Her face hardened. “You can keep Chucky, but Leon is coming with me.”
“Is that so?” I challenged.
“Enough, brother,” Sundance said.
I sighed. He was right, I was intentionally scaring her, and I needed to stop, but I liked that this woman wasn’t backing down. She was scared, but she was still pushing through that fear to stand up to me. “You can take him, but he’s gonna need to make amends.”
“How exactly is he going to do that?” she asked, her expression softening, ever so slightly.
“He’s gonna come work at my shop. I’ve got a pile of junk in the back that needs sorting, and the toilets could use a good scrubbing.”
“What shop?” she asked.
“Potion.”
“Fuck, yeah,” Leo hissed.
She jabbed a finger toward him. “First of all, clean up your language. Second. This is a punishment. Not a reward.”
Leo had the sense to lower his head in contrition, but he did it smiling.
“What kind of auto shop is called Potion?” Indigo asked.
“Tattoo,” I corrected, and Leon groaned, rolling his eyes at her ignorance.
“I suppose your tattoo parlor is downtown, right?” she asked.
“Parlor?” Rocky coughed out.
I smirked. “Shop, but yeah, I’m downtown.”
“I need to do a background check on your par…er…shop first.”
I shrugged. “Have at it.”
“He has to go to school,” she continued. “That’s the priority.”
I nodded. “Yeah, if he misses school, he’ll clean the shitter with a toothbrush.”
Leo’s face scrunched up in horror which made Indigo smile slightly. Jesus, she was pretty.
“If everything checks out, what time do you want him there tomorrow?” she asked.
Leo crossed his arms. “But I have—”
“Shut it, Leon,” she said. “You’re grounded.”

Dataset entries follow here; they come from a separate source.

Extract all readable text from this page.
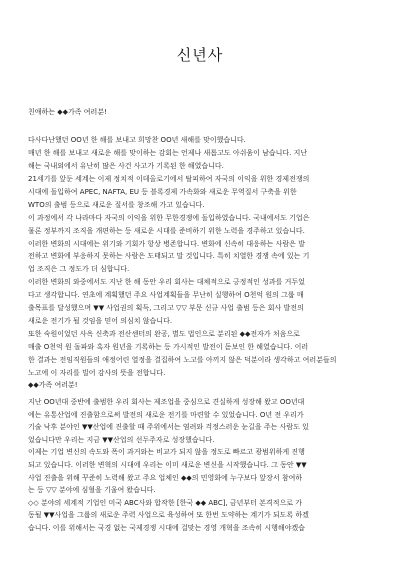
신년사
친애하는 ◆◆가족 여러분!
다사다난했던 OO년 한 해를 보내고 희망찬 OO년 새해를 맞이했습니다.
매년 한 해를 보내고 새로운 해를 맞이하는 감회는 언제나 새롭고도 아쉬움이 남습니다. 지난
해는 국내외에서 유난히 많은 사건 사고가 기록된 한 해였습니다.
21세기를 앞둔 세계는 이제 정치적 이데올로기에서 탈피하여 자국의 이익을 위한 경제전쟁의
시대에 돌입하여 APEC, NAFTA, EU 등 블록경제 가속화와 새로운 무역질서 구축을 위한
WTO의 출범 등으로 새로운 질서를 창조해 가고 있습니다.
이 과정에서 각 나라마다 자국의 이익을 위한 무한경쟁에 돌입하였습니다. 국내에서도 기업은
물론 정부까지 조직을 개편하는 등 새로운 시대를 준비하기 위한 노력을 경주하고 있습니다.
이러한 변화의 시대에는 위기와 기회가 항상 병존합니다. 변화에 신속히 대응하는 사람은 발
전하고 변화에 부응하지 못하는 사람은 도태되고 말 것입니다. 특히 치열한 경쟁 속에 있는 기
업 조직은 그 정도가 더 심합니다.
이러한 변화의 와중에서도 지난 한 해 동안 우리 회사는 대체적으로 긍정적인 성과를 거두었
다고 생각합니다. 연초에 계획했던 주요 사업계획들을 무난히 실행하여 O천억 원의 그룹 매
출목표를 달성했으며 ▼▼ 사업권의 획득, 그리고 ▽▽ 부문 신규 사업 출범 등은 회사 발전의
새로운 전기가 될 것임을 믿어 의심치 않습니다.
또한 숙원이었던 사옥 신축과 전산센터의 완공, 별도 법인으로 분리된 ◆◆전자가 처음으로
매출 O천억 원 돌파와 흑자 원년을 기록하는 등 가시적인 발전이 돋보인 한 해였습니다. 이러
한 결과는 전임직원들의 애정어린 열정을 결집하여 노고를 아끼지 않은 덕분이라 생각하고 여러분들의
노고에 이 자리를 빌어 감사의 뜻을 전합니다.
◆◆가족 여러분!
지난 OO년대 중반에 출범한 우리 회사는 제조업을 중심으로 견실하게 성장해 왔고 OO년대
에는 유통산업에 진출함으로써 발전의 새로운 전기를 마련할 수 있었습니다. O년 전 우리가
기술 낙후 분야인 ▼▼산업에 진출할 때 주위에서는 염려와 걱정스러운 눈길을 주는 사람도 있
었습니다만 우리는 지금 ▼▼산업의 선두주자로 성장했습니다.
이제는 기업 변신의 속도와 폭이 과거와는 비교가 되지 않을 정도로 빠르고 광범위하게 진행
되고 있습니다. 이러한 변혁의 시대에 우리는 이미 새로운 변신을 시작했습니다. 그 동안 ▼▼
사업 진출을 위해 꾸준히 노력해 왔고 주요 업체인 ◆◆의 민영화에 누구보다 앞장서 참여하
는 등 ▽▽ 분야에 심혈을 기울여 왔습니다.
◇◇ 분야의 세계적 기업인 미국 ABC사와 합작한 [한국 ◆◆ ABC], 금년부터 본격적으로 가
동될 ▼▼사업을 그룹의 새로운 주력 사업으로 육성하여 또 한번 도약하는 계기가 되도록 하겠
습니다. 이를 위해서는 국경 없는 국제경쟁 시대에 걸맞는 경영 개혁을 조속히 시행해야겠습
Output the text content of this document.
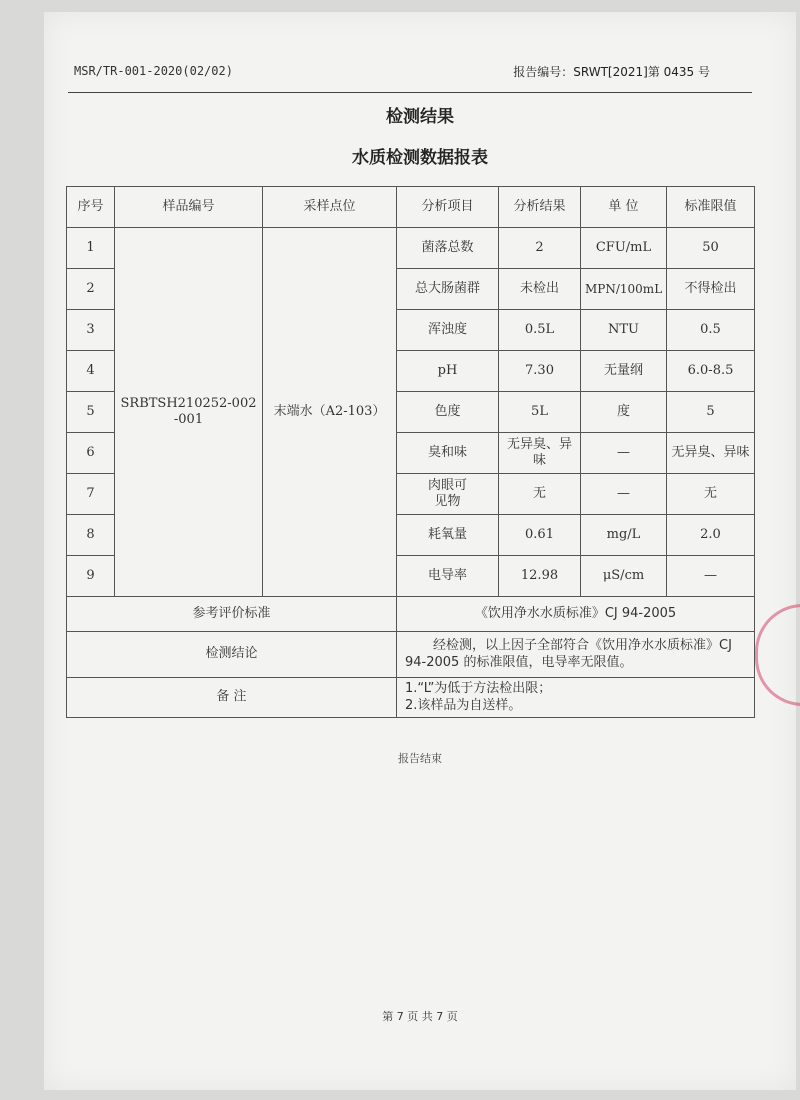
MSR/TR-001-2020(02/02)	报告编号：SRWT[2021]第 0435 号
检测结果
水质检测数据报表
序号	样品编号	采样点位	分析项目	分析结果	单 位	标准限值
1	SRBTSH210252-002-001	末端水（A2-103）	菌落总数	2	CFU/mL	50
2			总大肠菌群	未检出	MPN/100mL	不得检出
3			浑浊度	0.5L	NTU	0.5
4			pH	7.30	无量纲	6.0-8.5
5			色度	5L	度	5
6			臭和味	无异臭、异味	—	无异臭、异味
7			肉眼可见物	无	—	无
8			耗氧量	0.61	mg/L	2.0
9			电导率	12.98	μS/cm	—
参考评价标准			《饮用净水水质标准》CJ 94-2005			
检测结论			经检测，以上因子全部符合《饮用净水水质标准》CJ 94-2005 的标准限值，电导率无限值。			
备 注			1.“L”为低于方法检出限；
2.该样品为自送样。			
报告结束
第 7 页 共 7 页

“You can’t ground me, you’re not my mother.”
I didn’t miss the second of hurt that flashed over her face, but she hid it quickly and focused on me again. “Never mind, you can keep him.”
She turned and walked toward her car.
“Fuck,” Leon hissed, and rushed to catch up. “Wait! Indy, I’m sorry.”

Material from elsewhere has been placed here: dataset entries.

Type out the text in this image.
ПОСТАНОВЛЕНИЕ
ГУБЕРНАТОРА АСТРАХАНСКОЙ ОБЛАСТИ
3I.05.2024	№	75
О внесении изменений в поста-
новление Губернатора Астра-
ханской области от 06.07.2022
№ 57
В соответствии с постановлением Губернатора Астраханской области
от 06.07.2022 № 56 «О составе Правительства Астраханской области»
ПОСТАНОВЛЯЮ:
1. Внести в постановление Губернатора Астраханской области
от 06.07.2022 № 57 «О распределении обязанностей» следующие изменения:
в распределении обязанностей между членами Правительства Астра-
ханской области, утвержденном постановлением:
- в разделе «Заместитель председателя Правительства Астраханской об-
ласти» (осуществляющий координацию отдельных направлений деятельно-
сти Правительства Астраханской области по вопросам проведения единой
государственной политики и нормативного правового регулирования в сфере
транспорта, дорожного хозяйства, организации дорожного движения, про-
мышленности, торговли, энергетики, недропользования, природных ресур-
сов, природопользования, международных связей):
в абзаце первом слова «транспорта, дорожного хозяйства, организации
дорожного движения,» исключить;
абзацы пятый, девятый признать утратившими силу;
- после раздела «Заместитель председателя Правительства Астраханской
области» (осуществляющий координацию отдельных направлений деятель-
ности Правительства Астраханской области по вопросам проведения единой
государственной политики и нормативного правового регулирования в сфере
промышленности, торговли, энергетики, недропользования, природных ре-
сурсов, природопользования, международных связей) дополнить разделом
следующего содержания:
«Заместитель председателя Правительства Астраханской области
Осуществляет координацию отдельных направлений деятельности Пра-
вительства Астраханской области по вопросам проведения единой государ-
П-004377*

Indigo said nothing as she climbed into her car and slammed the door closed. Leon scrambled to climb in beside her as she cranked her engine.
The squeal of the fanbelt was louder than before, and I frowned. Someone really needed to look at that, but I didn’t have a lot of time to ponder that fact as her car limped out of the parking lot and onto the street.